Asthma and Physical Activity

Physical activity is part of a healthy lifestyle. Asthma should generally not be used as an excuse to avoid participating.

A child/youth can participate and perform better in almost any sport if their asthma is well controlled and breathing problems are recognized early.

For additional information, refer to the Exercise and Asthma video. 

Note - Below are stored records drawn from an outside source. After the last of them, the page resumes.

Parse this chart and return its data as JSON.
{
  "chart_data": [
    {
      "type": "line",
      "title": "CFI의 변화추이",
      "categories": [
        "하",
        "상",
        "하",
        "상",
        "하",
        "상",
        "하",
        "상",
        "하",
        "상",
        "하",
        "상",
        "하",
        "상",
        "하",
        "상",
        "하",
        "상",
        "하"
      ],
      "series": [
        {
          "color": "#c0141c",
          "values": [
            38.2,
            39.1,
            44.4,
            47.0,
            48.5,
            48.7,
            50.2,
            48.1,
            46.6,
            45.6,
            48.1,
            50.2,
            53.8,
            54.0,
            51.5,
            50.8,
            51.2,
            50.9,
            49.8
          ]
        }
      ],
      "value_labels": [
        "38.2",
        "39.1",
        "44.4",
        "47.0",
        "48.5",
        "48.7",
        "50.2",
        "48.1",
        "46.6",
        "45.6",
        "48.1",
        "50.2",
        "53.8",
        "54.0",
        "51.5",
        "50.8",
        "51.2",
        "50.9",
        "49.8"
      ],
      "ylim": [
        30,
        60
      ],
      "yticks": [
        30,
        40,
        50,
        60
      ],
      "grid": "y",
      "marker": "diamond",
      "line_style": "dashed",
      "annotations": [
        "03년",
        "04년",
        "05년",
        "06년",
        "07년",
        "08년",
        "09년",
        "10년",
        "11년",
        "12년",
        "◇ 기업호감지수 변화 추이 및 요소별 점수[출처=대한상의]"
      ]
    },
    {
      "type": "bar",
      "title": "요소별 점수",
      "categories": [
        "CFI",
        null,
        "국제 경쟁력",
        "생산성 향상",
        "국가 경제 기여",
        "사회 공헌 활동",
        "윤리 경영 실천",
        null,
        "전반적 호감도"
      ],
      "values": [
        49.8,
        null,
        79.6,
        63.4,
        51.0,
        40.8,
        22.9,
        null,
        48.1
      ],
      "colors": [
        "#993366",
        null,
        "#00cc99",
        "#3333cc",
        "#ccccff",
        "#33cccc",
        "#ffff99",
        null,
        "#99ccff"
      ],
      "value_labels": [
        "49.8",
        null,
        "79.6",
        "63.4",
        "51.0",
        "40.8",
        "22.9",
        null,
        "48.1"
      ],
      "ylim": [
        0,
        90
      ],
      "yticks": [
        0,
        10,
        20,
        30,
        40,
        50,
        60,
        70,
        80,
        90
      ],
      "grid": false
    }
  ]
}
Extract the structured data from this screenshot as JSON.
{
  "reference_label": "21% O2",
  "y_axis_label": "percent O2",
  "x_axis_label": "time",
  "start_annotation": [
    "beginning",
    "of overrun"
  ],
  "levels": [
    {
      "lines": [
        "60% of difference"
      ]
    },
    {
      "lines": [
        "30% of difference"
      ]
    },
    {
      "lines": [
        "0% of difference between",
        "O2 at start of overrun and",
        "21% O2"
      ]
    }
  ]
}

Physical Activity/Exercise-Induced Asthma 

Some children/youth with asthma only have exercise-induced symptoms. Exercise-induced bronchoconstriction (airway narrowing) or exercise-induced asthma affects most people without asthma and may be the only trigger of asthma symptoms for some people. Exercise-induced bronchoconstriction or asthma can progress to become life threatening. 

Symptoms and Triggers

Common symptoms:

  • can start within ten minutes of starting exercise 
  • can worsen after exercise stops 
  • often last for up to 60 minutes after exercise if no reliever inhaler is given 

Note: most children/youth with well controlled asthma will NOT experience symptoms with exercise.

Common triggers include:

  • exercise occurs during extreme weather conditions (e.g., hot, cold, humidity, wind)
  • when asthma is not well controlled 
  • when a child/youth has or is recovering from a common cold or infection 
  • high levels of aeroallergens (trees, grasses, weeds, moulds) 
  • poor air quality 


Strategies to Support Participation

The following strategies can help children and youth with asthma to participate in physical activity.

Awareness (Asthma Management Plan)

For each child and youth with exercise-induced asthma or physical activity identified as a trigger, the adult/staff should:

  • review the Asthma Management Plan for specific information on managing asthma during physical activity  
  • have a conversation with parent(s)/guardian(s) and/or child/youth (where appropriate) to learn more about the child’s/youth’s asthma
Medication (Use of Reliever)

A reliever inhaler is prescribed to be taken 10 to 15 minutes before the activity is started to prevent asthma symptoms.  

If asthma symptoms begin after starting physical activity, have the child stop the activity and take the reliever inhaler as directed by the child’s health care provider, which is typically two puffs. When more than one puff is recommended, give one puff at a time, with 30 seconds between puffs, making sure to re-shake the spray inhaler. When the child is fully recovered, they may resume the activity.   

If a student uses the reliever inhaler before the activity and symptoms develop during the activity, the reliever can be used again to relieve symptoms.

Important: For incomplete relief or worsening asthma, the student should not continue the activity and their asthma should be monitored. 

Activity Strategies

  • The child/youth should not start physical activity if they are already experiencing asthma symptoms. 
  • Ensure a gradual warm-up has occurred before activities requiring sustained exertion.
    • In cold weather, warm-ups should be a little longer.
  • Encourage child/youth to stay hydrated, before, during, and after physical activity. 
  • Be aware of potential asthma triggers in the area and remove the child/youth from triggers. Refer to Physical Activities and Corresponding Triggers for more information.  
  • Encourage the child/youth to wear a scarf or face mask in cold weather to help warm and humidify the air. 
  • Move the location of planned outdoor activities to well-ventilated indoor sites if there are extreme weather conditions (e.g., hot, cold, humidity, wind), high pollen counts, and/or poor air quality.
    • Check pollen levels in your community at www.theweathernetwork.ca.
    • Check the Air Quality Health Index (AQHI) and forecasts at www.airhealth.ca.
    • Consider modifying plans for outdoor physical activity if the AQHI is between four and ten for those with asthma or between seven and ten for the general population.

Note: Some children and youth with asthma may experience triggering of their asthma at a lower level if they have poorly controlled or severe asthma, while others with asthma may have no problems in the upper range of the AQHI if their asthma is well controlled.


Managing Recurring Asthma Symptoms

If a reoccurring pattern of asthma symptoms with physical activity is seen, talk to the parent(s)/guardian(s) and/or child/youth (if age-appropriate) and let them know what you are observing, as a visit to a health care provider may be required.